Appellant asserts that the order is erroneous for the reasons (1) that the alleged incompetent was not examined by the court at the hearing, and (2) that the finding of the court was based upon testimony of lay witnesses rather than upon medical testimony.

The proceeding was based upon section 1461 of the Probate Code. The alleged incompetent was present at the hearing and had requested in writing that petitioner be appointed guardian of her person and estate. She was not called as a witness or questioned at all except as shown by the following excerpt from the reporter's transcript:

“Mr. Levy: Just a moment, if your Honor please, I would like to put my mother on the stand because I want her to testify, it is very important.

“The Court: Well, she has that right I think.

“Q. By Mr. Levy: Mother, would you want to take the stand and say what you wanted to do whether you want to have a guardian or not?

“Carrie F. Levi: I feel I am getting pretty old and I would rather have some help.”

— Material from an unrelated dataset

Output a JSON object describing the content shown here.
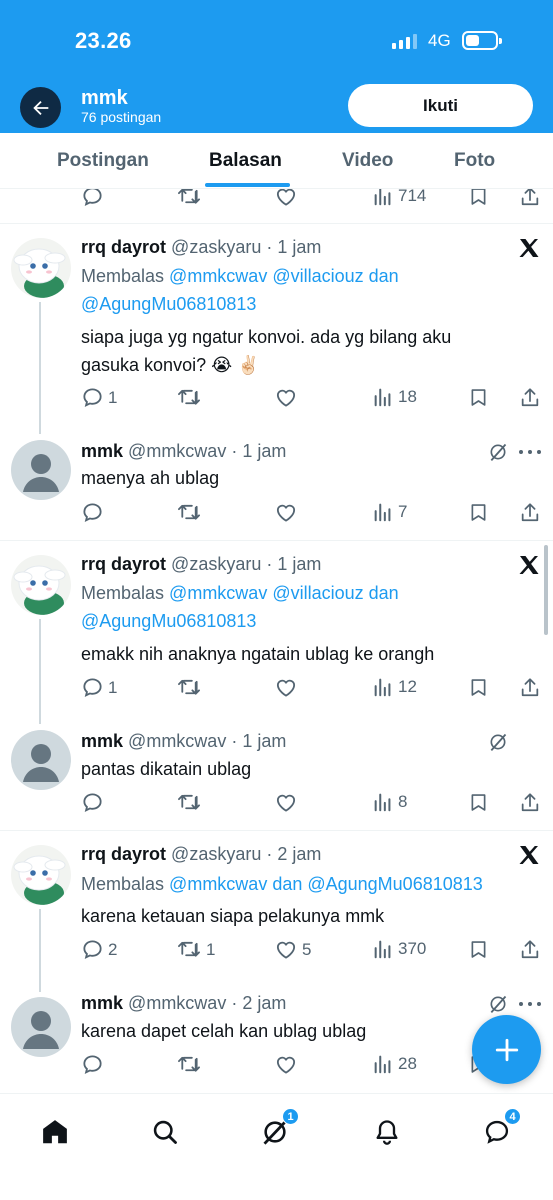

It thus appears that appellant was afforded an opportunity to examine the alleged incompetent as a witness and she was granted the privilege of testifying. Under such circumstances it was not a legal requirement that the alleged incompetent should be examined as a witness. In support of his contention that such examination must be had, appellant refers to section 1461 of the Probate Code which provides in part that the alleged incompetent, if able to attend, “must be produced at the hearing, * * *.” As an interpretation of the above quoted part of said section, he cites the Matter of Coburn, 1913, 165 Cal. 202, 217, 131 P. 352, 358, which states that such language relative to producing the alleged incompetent at the hearing “seems to contemplate an examination.” He also cites in re Guardianship of Waite, 1939, 14 Cal.2d 727, 729, 97 P.2d 238, which quotes with approval said statement from the Matter of Coburn, supra. The facts in each of said cases were very different from those in the present matter. In the Matter of Coburn, supra, the alleged incompetent, over his objection, was called and examined as a witness and the court, in considering the alleged incompetent's claim on appeal that he should not have been compelled to be a witness against himself, made the statement that such language “seems to contemplate an examination.”

In Re Guardianship of Waite, supra, the alleged incompetent requested permission to testify and the court denied the request, stating that the court did not want to hear any lay witnesses.

It therefore appears that these cases do not sustain appellant's contention.

The further claim of appellant that the finding of the court in such a matter must be based upon medical testimony cannot be sustained. There is no such requirement.

In support of his contention that the written consent of the alleged incompetent is ineffectual, he cites In re Sullivan, 1904, 143 Cal. 462, 77 P. 153. In that case it was stated at page 468 of 143 Cal., at page 155 of 77 P., that “if it is sufficiently shown by the record that the order in question was purely a consent order, it should be reversed for that reason also.” The order appointing a guardian therein was reversed upon other grounds. In the present case, in addition to said written designation of guardian, three daughters testified in substance that the alleged incompetent was about 89 years of age, that she would best be served by a guardian, that she was unable without assistance to care for her property, that she transferred her property consisting of the house where she lived, the furniture therein and another house to a mentally ill daughter, that the daughter to whom the property was conveyed had given the mother much trouble in persuading her to convey the property, that the mother wanted the property returned to her and had attempted to have it returned. In this case there was a full hearing on the merits.

The order is affirmed.


SCHAUER, P. J., and SHINN, J. concurred.